The Past
The
mechanics’ institute movement was initiated by Lord Birkbeck in the 1820s in Britain
to promote the diffusion of knowledge and moral enlightenment to working men. The concept spread rapidly throughout the
Empire as a localised means of providing community-based education and cultural
activities. The first in the Australasian colonies was the Hobart Town
Mechanics’ Institute in 1827, and Launceston established its own fifteen years
later.
The Launceston Mechanics’ Institute was formed by a group of citizens,
including Police Magistrate W H Breton, newspaper editor and Congregational
minister John West, newspaper proprietor James Aikenhead, and other influential
figures such as Rev. Charles Price, William Henty and Thomas Button. It offered
programmes of lectures and entertainments, and operated a library for the use
of members. It grew largely through increasing membership and an expanding
program of cultural events, while its resources accumulated through donations
of books, periodicals and objects of scientific and technical interest by
members, eventually augmented by modest government funding. The members, with
general support from the community and a government grant, constructed a fine
building in the centre of the prospering town, the Launceston Mechanics’
Institute, in 1860.
The
institution, with changes of name and function, existed through to 1945; its
building was demolished in 1971, with the remaining resources being transferred
to the custody of the State Library of Tasmania.
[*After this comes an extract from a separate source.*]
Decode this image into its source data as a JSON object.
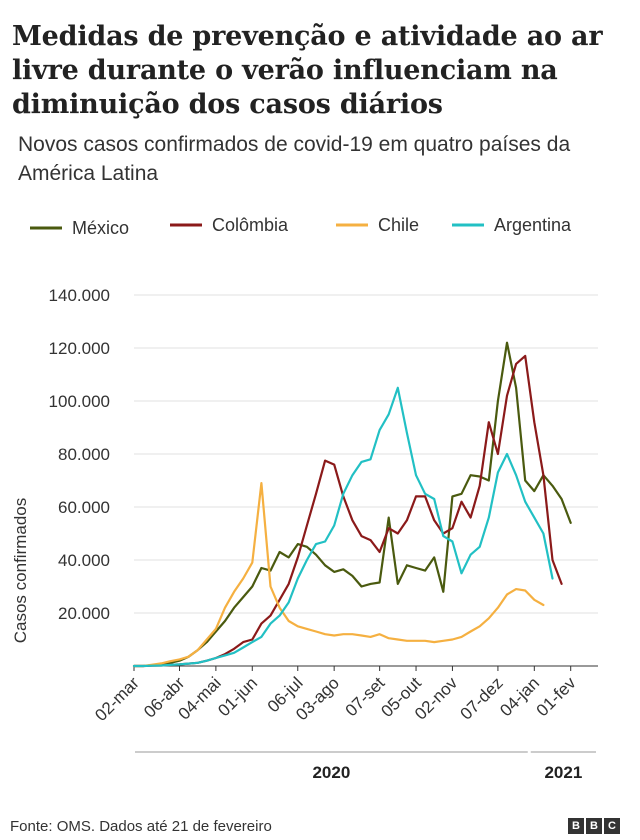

During this period of well over
a century, the Mechanics’ Institute gave rise to a number of Launceston’s most
significant cultural institutions, including the Launceston Library, the Queen Victoria
Museum and Art Gallery,
and shorter-lived book discussion groups, choral and orchestral societies,
drama groups and a Parliamentary Debating Society.
Histories of the Institute’s
seminal role in Launceston life were written by Ernest Whitfeld in 1906 based
on notes by Henry Button celebrating its first 50 years, and by
Stefan Petrow in 1998 after its sesquicentenary.